Northwest Indiana accounts for nearly a tenth of the state’s economy, and is part of the country’s third-largest economy — a metro area with a larger economic output than big industrialized countries like Argentina, Taiwan or Poland.

The Gary metropolitan area — Lake, Porter, Newton and Jasper counties — had a gross domestic product of $28.64 billion last year, according to a new report from the U.S. Conference of Mayors and the Council on Metro Economies and the New American City.

That’s 8.7 percent of Indiana’s gross state product of $328.3 billion and far more than any metro area in the state, except for Indianapolis.
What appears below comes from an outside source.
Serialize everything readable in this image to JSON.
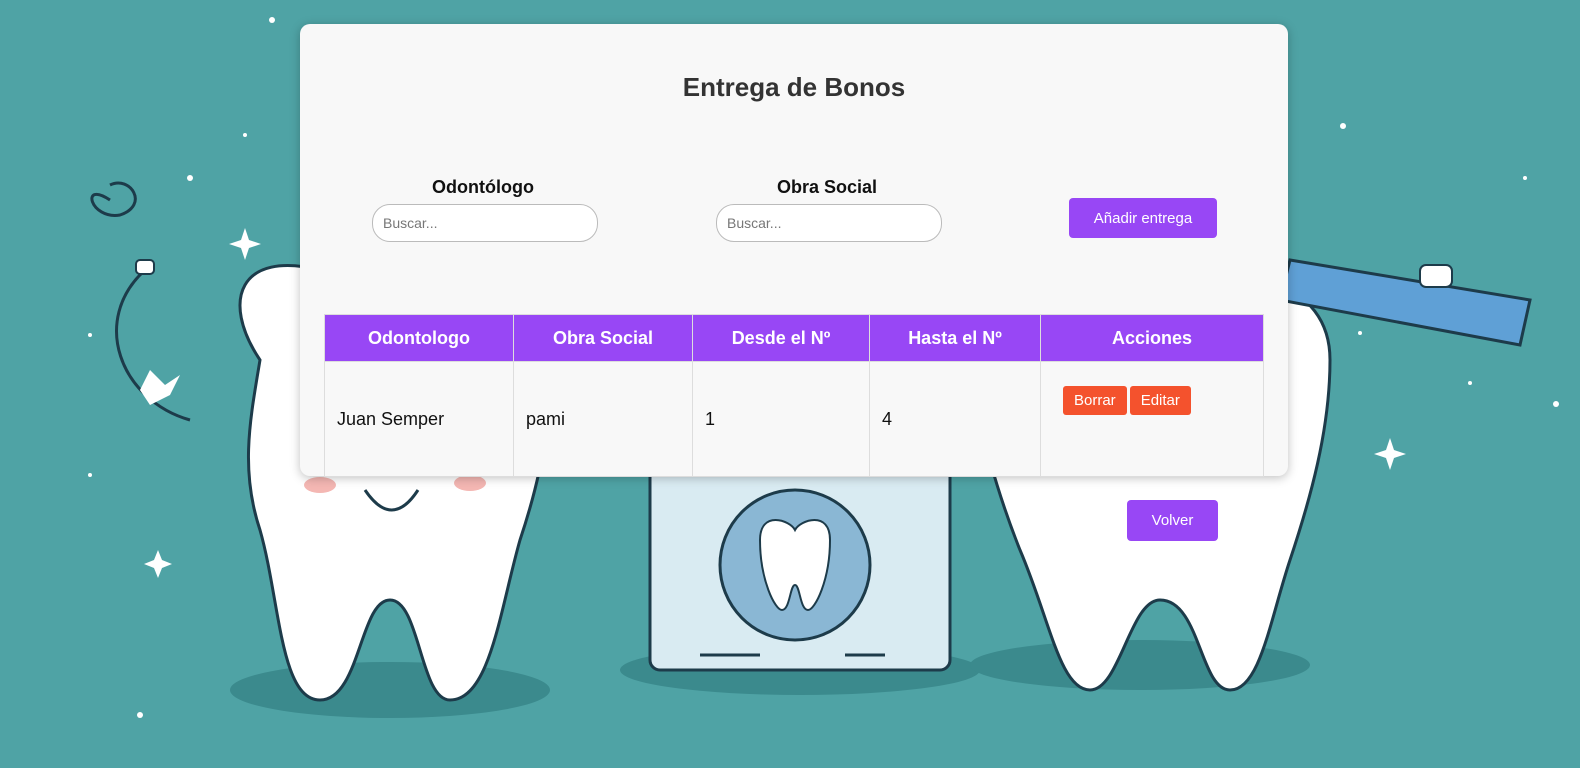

Together, the Gary and Indianapolis metros account for nearly half of Indiana’s economy, the study found. The Gary metro generated nearly $8 billion more in economic activity last year than third-place Fort Wayne.

Nationally, the Gary metro area would be tied with El Paso, Texas, for 89th place nationally if it were a stand-alone metro and not lumped in as part of the larger Chicago‐Naperville‐Elgin metropolitan area.
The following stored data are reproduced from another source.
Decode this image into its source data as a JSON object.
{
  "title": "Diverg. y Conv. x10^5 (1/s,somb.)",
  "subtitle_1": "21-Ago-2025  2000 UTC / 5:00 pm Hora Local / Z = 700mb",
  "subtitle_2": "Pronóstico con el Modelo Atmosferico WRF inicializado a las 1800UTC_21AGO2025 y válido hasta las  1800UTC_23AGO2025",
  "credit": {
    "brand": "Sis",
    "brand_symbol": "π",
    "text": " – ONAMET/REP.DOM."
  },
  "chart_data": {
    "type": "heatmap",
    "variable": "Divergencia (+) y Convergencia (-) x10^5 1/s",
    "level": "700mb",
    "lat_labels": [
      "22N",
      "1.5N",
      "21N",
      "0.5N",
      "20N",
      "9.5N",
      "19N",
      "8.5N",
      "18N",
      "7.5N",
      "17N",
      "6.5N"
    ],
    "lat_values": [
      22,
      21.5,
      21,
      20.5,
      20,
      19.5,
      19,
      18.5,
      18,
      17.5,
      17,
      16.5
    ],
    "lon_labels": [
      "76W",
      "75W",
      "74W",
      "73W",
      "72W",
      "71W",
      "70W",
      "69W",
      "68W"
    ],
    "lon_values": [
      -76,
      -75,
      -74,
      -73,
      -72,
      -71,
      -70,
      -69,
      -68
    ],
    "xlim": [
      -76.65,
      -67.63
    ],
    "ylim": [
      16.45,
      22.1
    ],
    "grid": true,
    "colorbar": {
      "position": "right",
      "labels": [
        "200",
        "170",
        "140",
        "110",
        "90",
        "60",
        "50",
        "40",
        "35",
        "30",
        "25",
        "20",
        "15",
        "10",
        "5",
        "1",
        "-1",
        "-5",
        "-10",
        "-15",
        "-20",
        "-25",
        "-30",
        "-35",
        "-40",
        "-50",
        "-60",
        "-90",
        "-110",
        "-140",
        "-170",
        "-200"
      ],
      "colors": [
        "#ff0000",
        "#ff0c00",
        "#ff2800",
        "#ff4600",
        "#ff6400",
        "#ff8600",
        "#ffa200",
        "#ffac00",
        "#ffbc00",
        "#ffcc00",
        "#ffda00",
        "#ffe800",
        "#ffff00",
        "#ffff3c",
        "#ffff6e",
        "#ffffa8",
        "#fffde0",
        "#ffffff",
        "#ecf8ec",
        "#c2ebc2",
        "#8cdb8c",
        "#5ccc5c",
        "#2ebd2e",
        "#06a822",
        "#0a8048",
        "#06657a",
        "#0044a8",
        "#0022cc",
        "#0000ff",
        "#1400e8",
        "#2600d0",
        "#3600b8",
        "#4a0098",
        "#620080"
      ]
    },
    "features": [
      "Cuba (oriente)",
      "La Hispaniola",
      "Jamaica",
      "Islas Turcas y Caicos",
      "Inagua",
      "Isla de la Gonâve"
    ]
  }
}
The study found Northwest Indiana’s gross domestic product is as large as the country of Yemen, and bigger than several countries, including Trinidad, Latvia, El Salvador, Syria, Estonia, Nepal, Honduras, Jamaica and Iceland.
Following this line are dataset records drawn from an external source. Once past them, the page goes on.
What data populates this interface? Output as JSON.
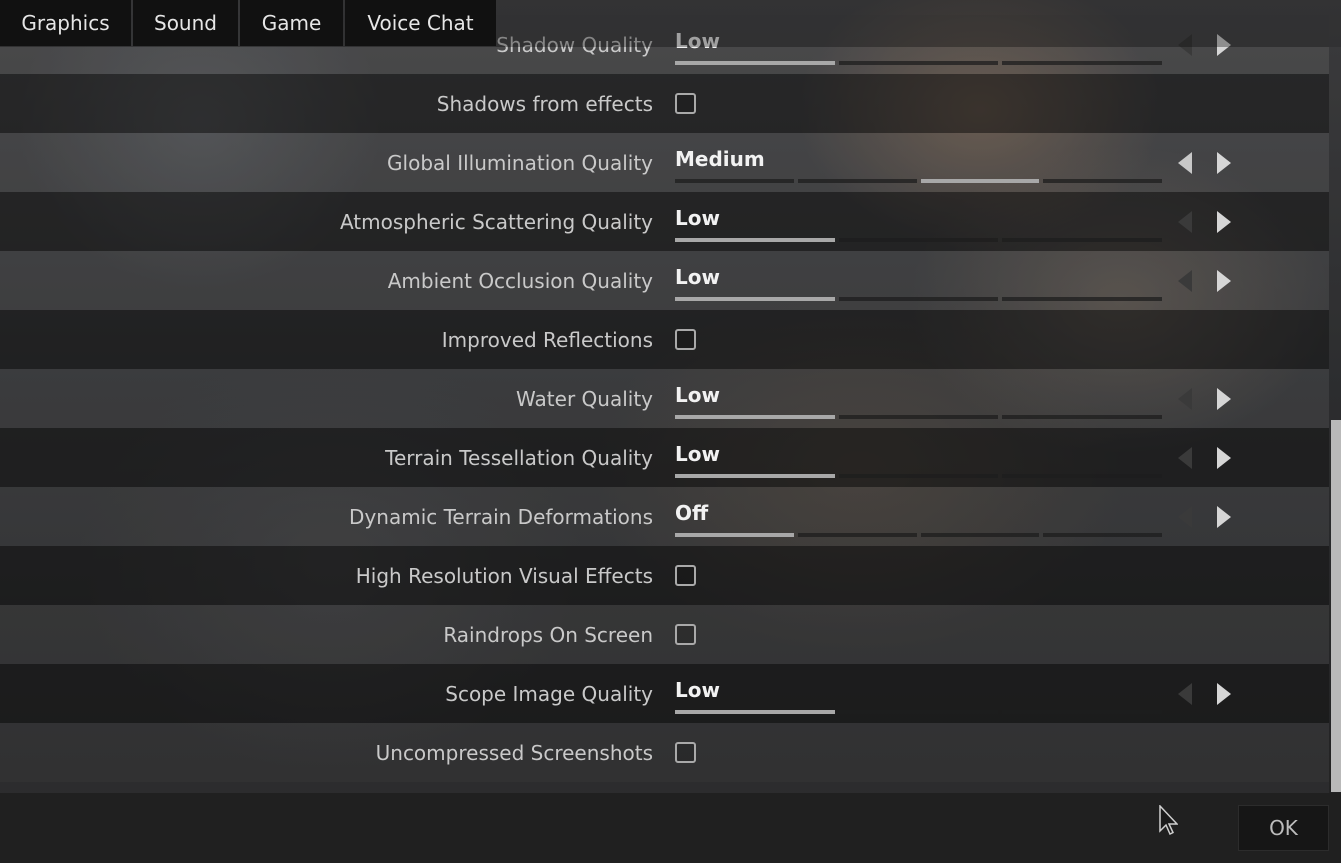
{
  "tabs": [
    {
      "label": "Graphics",
      "active": true
    },
    {
      "label": "Sound",
      "active": false
    },
    {
      "label": "Game",
      "active": false
    },
    {
      "label": "Voice Chat",
      "active": false
    }
  ],
  "settings": [
    {
      "label": "Shadow Quality",
      "type": "selector",
      "value": "Low",
      "level_index": 0,
      "levels": 3
    },
    {
      "label": "Shadows from effects",
      "type": "checkbox",
      "checked": false
    },
    {
      "label": "Global Illumination Quality",
      "type": "selector",
      "value": "Medium",
      "level_index": 2,
      "levels": 4
    },
    {
      "label": "Atmospheric Scattering Quality",
      "type": "selector",
      "value": "Low",
      "level_index": 0,
      "levels": 3
    },
    {
      "label": "Ambient Occlusion Quality",
      "type": "selector",
      "value": "Low",
      "level_index": 0,
      "levels": 3
    },
    {
      "label": "Improved Reflections",
      "type": "checkbox",
      "checked": false
    },
    {
      "label": "Water Quality",
      "type": "selector",
      "value": "Low",
      "level_index": 0,
      "levels": 3
    },
    {
      "label": "Terrain Tessellation Quality",
      "type": "selector",
      "value": "Low",
      "level_index": 0,
      "levels": 3
    },
    {
      "label": "Dynamic Terrain Deformations",
      "type": "selector",
      "value": "Off",
      "level_index": 0,
      "levels": 4
    },
    {
      "label": "High Resolution Visual Effects",
      "type": "checkbox",
      "checked": false
    },
    {
      "label": "Raindrops On Screen",
      "type": "checkbox",
      "checked": false
    },
    {
      "label": "Scope Image Quality",
      "type": "selector",
      "value": "Low",
      "level_index": 0,
      "levels": 3
    },
    {
      "label": "Uncompressed Screenshots",
      "type": "checkbox",
      "checked": false
    }
  ],
  "footer": {
    "ok_label": "OK"
  },
  "icons": {
    "left": "chevron-left-icon",
    "right": "chevron-right-icon",
    "cursor": "mouse-cursor-icon"
  },
  "colors": {
    "active_tab": "#c8c8c8",
    "segment_on": "#a8a8a8",
    "panel": "#111111"
  }
}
Economically, the Gary metro is larger than nearly 300 U.S. cities, including Reno, Nevada; Ann Arbor, Michigan; Green Bay, Wisconsin; Savannah, Georgia; Atlantic City, New Jersey; and Portland, Maine.

 The federal government considers Gary metro part of the larger Chicago metro, which is the third-largest economy in the nation and bigger than all but six states.

The Chicago metro area’s gross domestic product of $629.4 billion in 2015 was nearly double that of the entire state of Indiana and larger than individual countries’ such as Belgium, Thailand, Norway, the United Arab Emirates, Austria and Iran.

Chicago’s established, mature economy ranked 268th nationally in growth last year, expanding 1.7 percent, the study found. The Gary metro, which accounts for about 4.6 percent of the broader Chicago metro’s GDP, shrunk slightly by 0.1 percent last year.

Indiana’s gross state output as a whole grew at 1.1 percent in 2015, which Indiana University Northwest Assistant Professor of Economics Micah Pollak attributed to a slow first quarter. Uncertainty in the steel industry bogged the state down in the first three months of last year, he said.

“While we would, of course, prefer Indiana’s GDP growth rate to be at or above the national rate, 2015 likely represents a small deviation from the trend,” Pollak said.

“In general, Indiana’s GDP growth tends to closely mirror that of the nation’s, and the somewhat lower growth in 2015 is likely not something we need to be too concerned about at this time.”